Et aussi nous sommes inquiets, car actuellement le projet de loi mentionne que les bénéficiaires seraient accompagnés tout au long de leur démarche d'obtention d'un emploi. Toutefois, en pratique, lorsqu'on réfère nos patients à des services sociaux et communautaires, ces services communautaires sont nettement insuffisants, ils sont sous pression et ils débordent. Alors, comment le gouvernement peut couper dans les services communautaires et sociaux d'un bord, et ensuite présenter le projet de loi Objectif emploi alors qu'il n'y a même pas assez d'intervenants pour pouvoir encadrer les prestataires?

Alors, compte tenu des restrictions budgétaires, il est clair pour nous qu'il manquera de professionnels pour mener à terme et à bien le programme Objectif emploi. Avant de s'attaquer à un tel projet, le gouvernement a le devoir de consolider le système de santé et de consolider les services communautaires et sociaux offerts à la population.

Aussi, vous connaissez tous les difficultés d'accès à un médecin dans les CSSS. Et maintenant imaginez l'augmentation des rendez-vous à teneur médico-administrative pour évaluer la faculté à travailler des personnes qui sont invalides. Il n'est pas difficile d'imaginer l'augmentation des délais d'attente que cela engendrera pour les Québécois qui ont des besoins cliniques réels.

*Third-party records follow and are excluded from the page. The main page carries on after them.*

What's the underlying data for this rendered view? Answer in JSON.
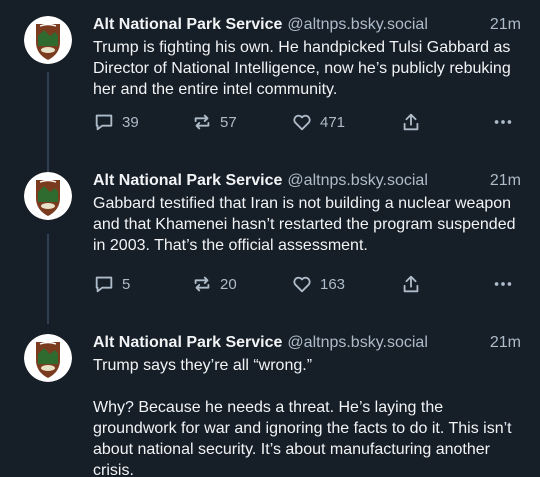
{
  "posts": [
    {
      "display_name": "Alt National Park Service",
      "handle": "@altnps.bsky.social",
      "time": "21m",
      "text": "Trump is fighting his own. He handpicked Tulsi Gabbard as Director of National Intelligence, now he’s publicly rebuking her and the entire intel community.",
      "replies": "39",
      "reposts": "57",
      "likes": "471"
    },
    {
      "display_name": "Alt National Park Service",
      "handle": "@altnps.bsky.social",
      "time": "21m",
      "text": "Gabbard testified that Iran is not building a nuclear weapon and that Khamenei hasn’t restarted the program suspended in 2003. That’s the official assessment.",
      "replies": "5",
      "reposts": "20",
      "likes": "163"
    },
    {
      "display_name": "Alt National Park Service",
      "handle": "@altnps.bsky.social",
      "time": "21m",
      "text": "Trump says they’re all “wrong.”\n\nWhy? Because he needs a threat. He’s laying the groundwork for war and ignoring the facts to do it. This isn’t about national security. It’s about manufacturing another crisis."
    }
  ],
  "colors": {
    "background": "#161e27",
    "text": "#f1f3f5",
    "muted": "#aebbc9",
    "thread_line": "#2e4052",
    "avatar_brown": "#7a3b1f",
    "avatar_green": "#2f6b2f"
  },
  "icons": [
    "reply-icon",
    "repost-icon",
    "like-icon",
    "share-icon",
    "more-icon"
  ]
}
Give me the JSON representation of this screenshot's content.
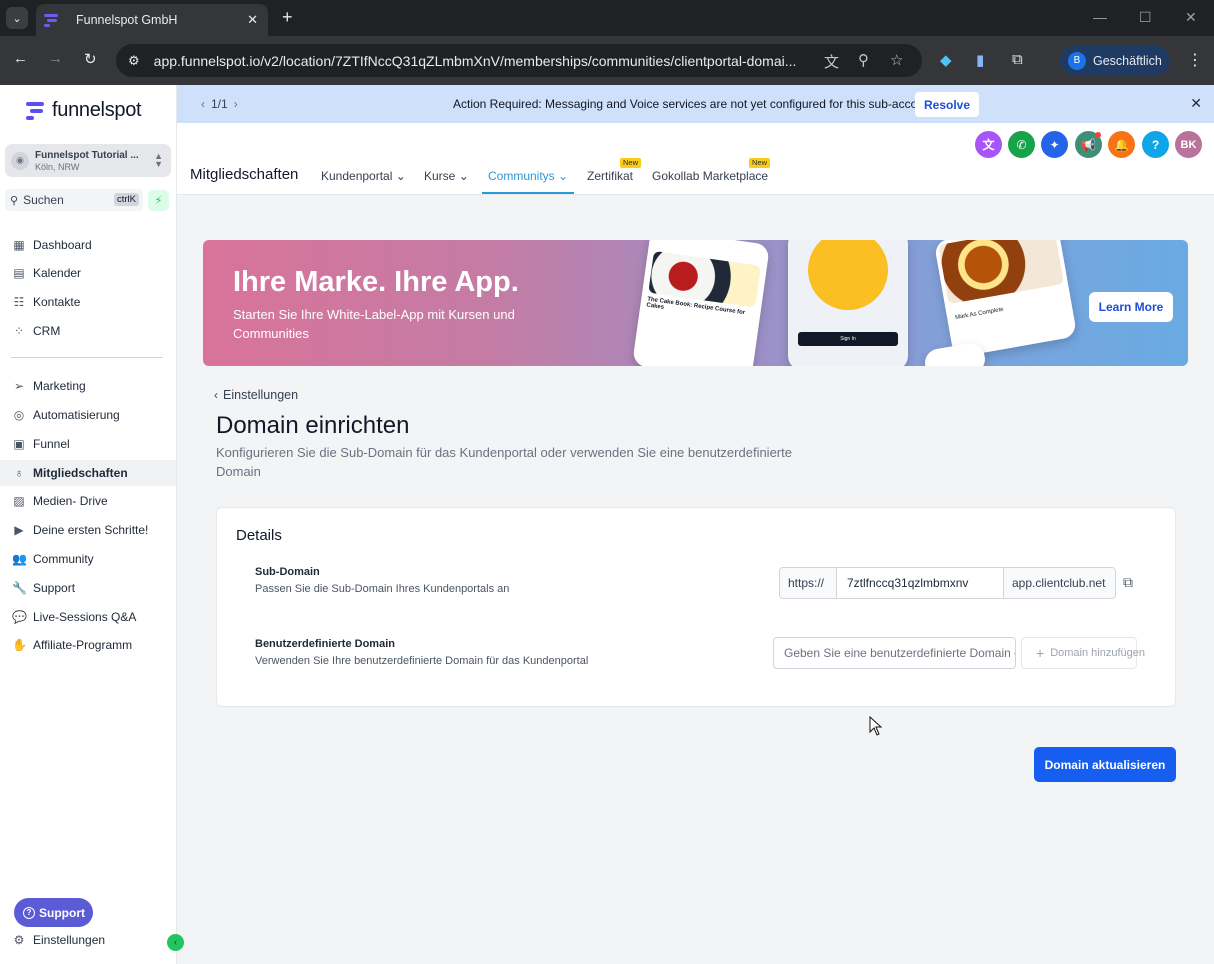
{
  "browser": {
    "tab_title": "Funnelspot GmbH",
    "url": "app.funnelspot.io/v2/location/7ZTIfNccQ31qZLmbmXnV/memberships/communities/clientportal-domai...",
    "profile_initial": "B",
    "profile_label": "Geschäftlich"
  },
  "sidebar": {
    "brand": "funnelspot",
    "location_name": "Funnelspot Tutorial ...",
    "location_city": "Köln, NRW",
    "search_label": "Suchen",
    "search_shortcut": "ctrlK",
    "items_top": [
      {
        "label": "Dashboard",
        "icon": "grid-icon"
      },
      {
        "label": "Kalender",
        "icon": "calendar-icon"
      },
      {
        "label": "Kontakte",
        "icon": "contacts-icon"
      },
      {
        "label": "CRM",
        "icon": "crm-icon"
      }
    ],
    "items_bottom": [
      {
        "label": "Marketing",
        "icon": "send-icon"
      },
      {
        "label": "Automatisierung",
        "icon": "automation-icon"
      },
      {
        "label": "Funnel",
        "icon": "funnel-icon"
      },
      {
        "label": "Mitgliedschaften",
        "icon": "award-icon",
        "active": true
      },
      {
        "label": "Medien- Drive",
        "icon": "image-icon"
      },
      {
        "label": "Deine ersten Schritte!",
        "icon": "play-icon"
      },
      {
        "label": "Community",
        "icon": "users-icon"
      },
      {
        "label": "Support",
        "icon": "wrench-icon"
      },
      {
        "label": "Live-Sessions Q&A",
        "icon": "chat-icon"
      },
      {
        "label": "Affiliate-Programm",
        "icon": "hand-coin-icon"
      }
    ],
    "support_button": "Support",
    "settings": "Einstellungen"
  },
  "banner": {
    "pager": "1/1",
    "message": "Action Required: Messaging and Voice services are not yet configured for this sub-account!",
    "resolve": "Resolve"
  },
  "header": {
    "title": "Mitgliedschaften",
    "avatar": "BK",
    "tabs": [
      {
        "label": "Kundenportal",
        "dropdown": true
      },
      {
        "label": "Kurse",
        "dropdown": true
      },
      {
        "label": "Communitys",
        "dropdown": true,
        "active": true
      },
      {
        "label": "Zertifikat",
        "badge": "New"
      },
      {
        "label": "Gokollab Marketplace",
        "badge": "New"
      }
    ]
  },
  "hero": {
    "title": "Ihre Marke. Ihre App.",
    "subtitle": "Starten Sie Ihre White-Label-App mit Kursen und Communities",
    "learn_more": "Learn More",
    "phone1_caption": "The Cake Book: Recipe Course for Cakes",
    "phone2_button": "Sign In",
    "phone3_item": "Mark As Complete"
  },
  "page": {
    "back_label": "Einstellungen",
    "title": "Domain einrichten",
    "description": "Konfigurieren Sie die Sub-Domain für das Kundenportal oder verwenden Sie eine benutzerdefinierte Domain"
  },
  "details": {
    "title": "Details",
    "subdomain": {
      "label": "Sub-Domain",
      "help": "Passen Sie die Sub-Domain Ihres Kundenportals an",
      "prefix": "https://",
      "value": "7ztlfnccq31qzlmbmxnv",
      "suffix": "app.clientclub.net"
    },
    "custom": {
      "label": "Benutzerdefinierte Domain",
      "help": "Verwenden Sie Ihre benutzerdefinierte Domain für das Kundenportal",
      "placeholder": "Geben Sie eine benutzerdefinierte Domain ein",
      "add_label": "Domain hinzufügen"
    }
  },
  "actions": {
    "update": "Domain aktualisieren"
  },
  "colors": {
    "accent": "#155eef",
    "brand": "#5b4ef5",
    "active_tab": "#2a9ad6",
    "banner_bg": "#cfe0fb"
  }
}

Et enfin nous sommes inquiets que les critères d'ajustement et les exemptions ne sont pas encore énoncés, ne sont pas encore détaillés dans la loi n° 70. Ces critères étant de nature réglementaire pourraient faire l'objet de modifications plus tard par le gouvernement, et ce, sans nécessiter une consultation des organismes et des professionnels qui sont vraiment sur le terrain et qui connaissent la situation.

Alors, pour toutes ces raisons, nous demandons à nouveau au ministre Blais de reconsidérer la loi n° 70 en regard aux conséquences psychosociales et médicales qu'elle engendrera et entre autres en retirant les mesures coercitives. Alors, merci, et je vais laisser la députée...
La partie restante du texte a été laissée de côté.